1. Field of the Invention
This invention relates generally to a catalytic conformational sensor method and application of such method for detecting proteins and proteinaceous particles; and more particularly to detecting misfolded or disease-associated proteins and proteinaceous particles.
2. Related Art
The present invention is not limited to the detection of proteins or peptides in infectious samples. It also includes detection of proteinaceous particles such as prions. Prions are small proteinaceous particles with no nucleic acids, thus are resistant to most nucleic-acid modifying procedures and proteases. They are infectious particles that play key roles in the transmission of several diseases such as Creutzfeldt-Jakob syndrome, transmissible spongiform encephalopathy (TSE), and scrapie a neurological disorder in sheep and goats.1 Diseases caused by prions can be hard to diagnose since the disease may be latent where the infection is dormant, or may be subclinical where abnormal prion is demonstrable but the disease remains an acute or chronic symptomless infection. Moreover, normal homologues of a prion-associated protein exist in the brains of uninfected organisms, further complicating detection.2 Prions associate with a protein referred to as PrP 27-30, a 28 kdalton hydrophobic glycoprotein, that polymerizes (aggregates) into rod-like filaments, plaques of which are found in infected brains. The normal protein homologue differs from prions in that it is readily degradable as opposed to prions which are highly resistant to proteases. Some theorists believe that prions may contain extremely small amounts of highly infectious nucleic acid, undetectable by conventional assay methods.3 As a result, many current techniques used to detect the presence of prion-related infections rely on the gross morphology changes in the brain and immunochemistry techniques that are generally applied only after symptoms have already manifest themselves. 1 Clayton Thomas, Tabor's Cyclopedic Medical Dictionary (Phil., F.A. Davis Company, 1989), at 1485.2 Ivan Roitt, et al., Immunology (Mosby-Year Book Europe Limited, 1993), at 15.1.3 Benjamin Lewin, Genes IV (Oxford Univ. Press, New York, 1990), at 108.
The following is an evaluation of current detection methods.
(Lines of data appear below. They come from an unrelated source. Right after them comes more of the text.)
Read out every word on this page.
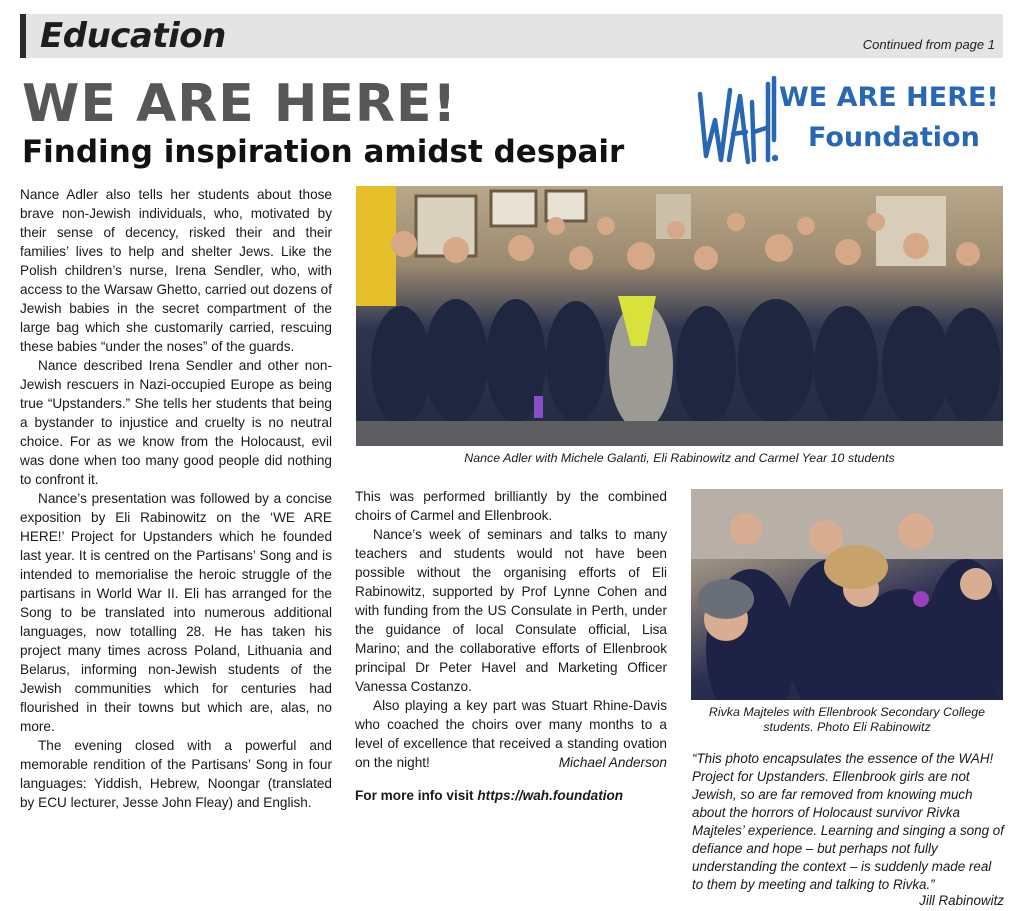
Education	Continued from page 1
WE ARE HERE!
Finding inspiration amidst despair
WE ARE HERE!
Foundation

Nance Adler also tells her students about those brave non-Jewish individuals, who, motivated by their sense of decency, risked their and their families’ lives to help and shelter Jews. Like the Polish children’s nurse, Irena Sendler, who, with access to the Warsaw Ghetto, carried out dozens of Jewish babies in the secret compartment of the large bag which she customarily carried, rescuing these babies “under the noses” of the guards.

Nance described Irena Sendler and other non-Jewish rescuers in Nazi-occupied Europe as being true “Upstanders.” She tells her students that being a bystander to injustice and cruelty is no neutral choice. For as we know from the Holocaust, evil was done when too many good people did nothing to confront it.

Nance’s presentation was followed by a concise exposition by Eli Rabinowitz on the ‘WE ARE HERE!’ Project for Upstanders which he founded last year. It is centred on the Partisans’ Song and is intended to memorialise the heroic struggle of the partisans in World War II. Eli has arranged for the Song to be translated into numerous additional languages, now totalling 28. He has taken his project many times across Poland, Lithuania and Belarus, informing non-Jewish students of the Jewish communities which for centuries had flourished in their towns but which are, alas, no more.

The evening closed with a powerful and memorable rendition of the Partisans’ Song in four languages: Yiddish, Hebrew, Noongar (translated by ECU lecturer, Jesse John Fleay) and English.

Nance Adler with Michele Galanti, Eli Rabinowitz and Carmel Year 10 students

This was performed brilliantly by the combined choirs of Carmel and Ellenbrook.

Nance’s week of seminars and talks to many teachers and students would not have been possible without the organising efforts of Eli Rabinowitz, supported by Prof Lynne Cohen and with funding from the US Consulate in Perth, under the guidance of local Consulate official, Lisa Marino; and the collaborative efforts of Ellenbrook principal Dr Peter Havel and Marketing Officer Vanessa Costanzo.

Also playing a key part was Stuart Rhine-Davis who coached the choirs over many months to a level of excellence that received a standing ovation on the night!	Michael Anderson

For more info visit https://wah.foundation

Rivka Majteles with Ellenbrook Secondary College students. Photo Eli Rabinowitz
“This photo encapsulates the essence of the WAH! Project for Upstanders. Ellenbrook girls are not Jewish, so are far removed from knowing much about the horrors of Holocaust survivor Rivka Majteles’ experience. Learning and singing a song of defiance and hope – but perhaps not fully understanding the context – is suddenly made real to them by meeting and talking to Rivka.”
Jill Rabinowitz
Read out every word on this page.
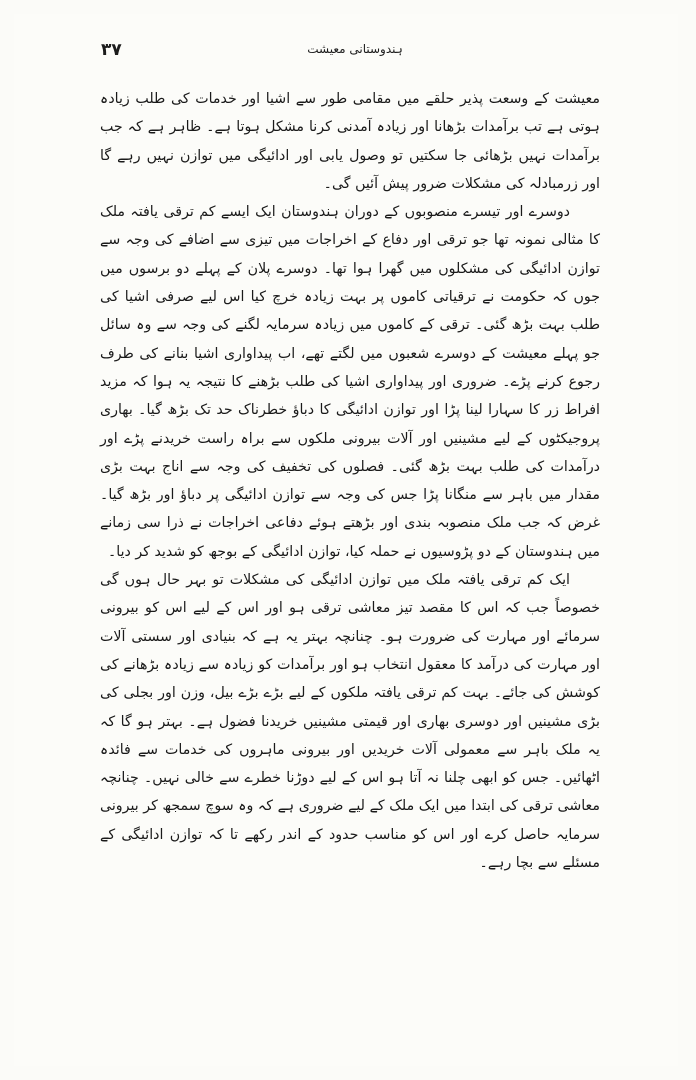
۳۷	ہندوستانی معیشت

معیشت کے وسعت پذیر حلقے میں مقامی طور سے اشیا اور خدمات کی طلب زیادہ ہوتی ہے تب برآمدات بڑھانا اور زیادہ آمدنی کرنا مشکل ہوتا ہے۔ ظاہر ہے کہ جب برآمدات نہیں بڑھائی جا سکتیں تو وصول یابی اور ادائیگی میں توازن نہیں رہے گا اور زرمبادلہ کی مشکلات ضرور پیش آئیں گی۔

دوسرے اور تیسرے منصوبوں کے دوران ہندوستان ایک ایسے کم ترقی یافتہ ملک کا مثالی نمونہ تھا جو ترقی اور دفاع کے اخراجات میں تیزی سے اضافے کی وجہ سے توازن ادائیگی کی مشکلوں میں گھرا ہوا تھا۔ دوسرے پلان کے پہلے دو برسوں میں جوں کہ حکومت نے ترقیاتی کاموں پر بہت زیادہ خرچ کیا اس لیے صرفی اشیا کی طلب بہت بڑھ گئی۔ ترقی کے کاموں میں زیادہ سرمایہ لگنے کی وجہ سے وہ سائل جو پہلے معیشت کے دوسرے شعبوں میں لگتے تھے، اب پیداواری اشیا بنانے کی طرف رجوع کرنے پڑے۔ ضروری اور پیداواری اشیا کی طلب بڑھنے کا نتیجہ یہ ہوا کہ مزید افراط زر کا سہارا لینا پڑا اور توازن ادائیگی کا دباؤ خطرناک حد تک بڑھ گیا۔ بھاری پروجیکٹوں کے لیے مشینیں اور آلات بیرونی ملکوں سے براہ راست خریدنے پڑے اور درآمدات کی طلب بہت بڑھ گئی۔ فصلوں کی تخفیف کی وجہ سے اناج بہت بڑی مقدار میں باہر سے منگانا پڑا جس کی وجہ سے توازن ادائیگی پر دباؤ اور بڑھ گیا۔ غرض کہ جب ملک منصوبہ بندی اور بڑھتے ہوئے دفاعی اخراجات نے ذرا سی زمانے میں ہندوستان کے دو پڑوسیوں نے حملہ کیا، توازن ادائیگی کے بوجھ کو شدید کر دیا۔

ایک کم ترقی یافتہ ملک میں توازن ادائیگی کی مشکلات تو بہر حال ہوں گی خصوصاً جب کہ اس کا مقصد تیز معاشی ترقی ہو اور اس کے لیے اس کو بیرونی سرمائے اور مہارت کی ضرورت ہو۔ چنانچہ بہتر یہ ہے کہ بنیادی اور سستی آلات اور مہارت کی درآمد کا معقول انتخاب ہو اور برآمدات کو زیادہ سے زیادہ بڑھانے کی کوشش کی جائے۔ بہت کم ترقی یافتہ ملکوں کے لیے بڑے بڑے بیل، وزن اور بجلی کی بڑی مشینیں اور دوسری بھاری اور قیمتی مشینیں خریدنا فضول ہے۔ بہتر ہو گا کہ یہ ملک باہر سے معمولی آلات خریدیں اور بیرونی ماہروں کی خدمات سے فائدہ اٹھائیں۔ جس کو ابھی چلنا نہ آتا ہو اس کے لیے دوڑنا خطرے سے خالی نہیں۔ چنانچہ معاشی ترقی کی ابتدا میں ایک ملک کے لیے ضروری ہے کہ وہ سوچ سمجھ کر بیرونی سرمایہ حاصل کرے اور اس کو مناسب حدود کے اندر رکھے تا کہ توازن ادائیگی کے مسئلے سے بچا رہے۔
                Brain Tissue Sampling. Cross-sections of brain can be used to examine and monitor gross morphology changes indicative of disease states such as the appearance of spongiform in the brain, in addition to immunohistochemistry techniques such as antibody-based assays or affinity chromatography which can detect disease-specific prion deposits. These techniques are used for a conclusive bovine spongiform encephalopathy (BSE) diagnosis after slaughter of animals displaying clinical symptoms. Drawbacks of tissue sampling include belated detection that is possible only after symptoms appear, necessary slaughter of affected animals, and results that takes days to weeks to complete.        Prionic-Check also requires liquified-brain tissue for use with a novel antibody under the Western Blot technique. This test is as reliable as the immunochemistry technique and is more rapid, yielding results in six to seven hours, but shares the drawbacks of the six-month lag time between PrPS accumulation (responsible for the gross morphology changes) in the brain and the display of clinical symptoms, along with the need for slaughter of the animal to obtain a sample.        Tonsillar Biopsy Sampling. Though quite accurate, it requires surgical intervention and the requisite days to weeks to obtain results.        Body Fluids: Blood and Cerebrospinal Sampling. As in the above detection methods, results are not immediate        Electrospray ionization mass spectrometry (ESI-MS), nuclear magnetic resonance NMR, circular dichroism (CD) and other non-amplified structural techniques. All of these techniques require a large amount of infectious sample, and have the disadvantage of requiring off-site testing or a large financial investment in equipment.        
The difficulty with all of the presently approved tests is that they are time consuming and are performed POST-MORTEM.
As can now be seen, the related art remains subject to significant problems, and the efforts outlined above—although praiseworthy—have left room for considerable refinement. The present invention introduces such refinement.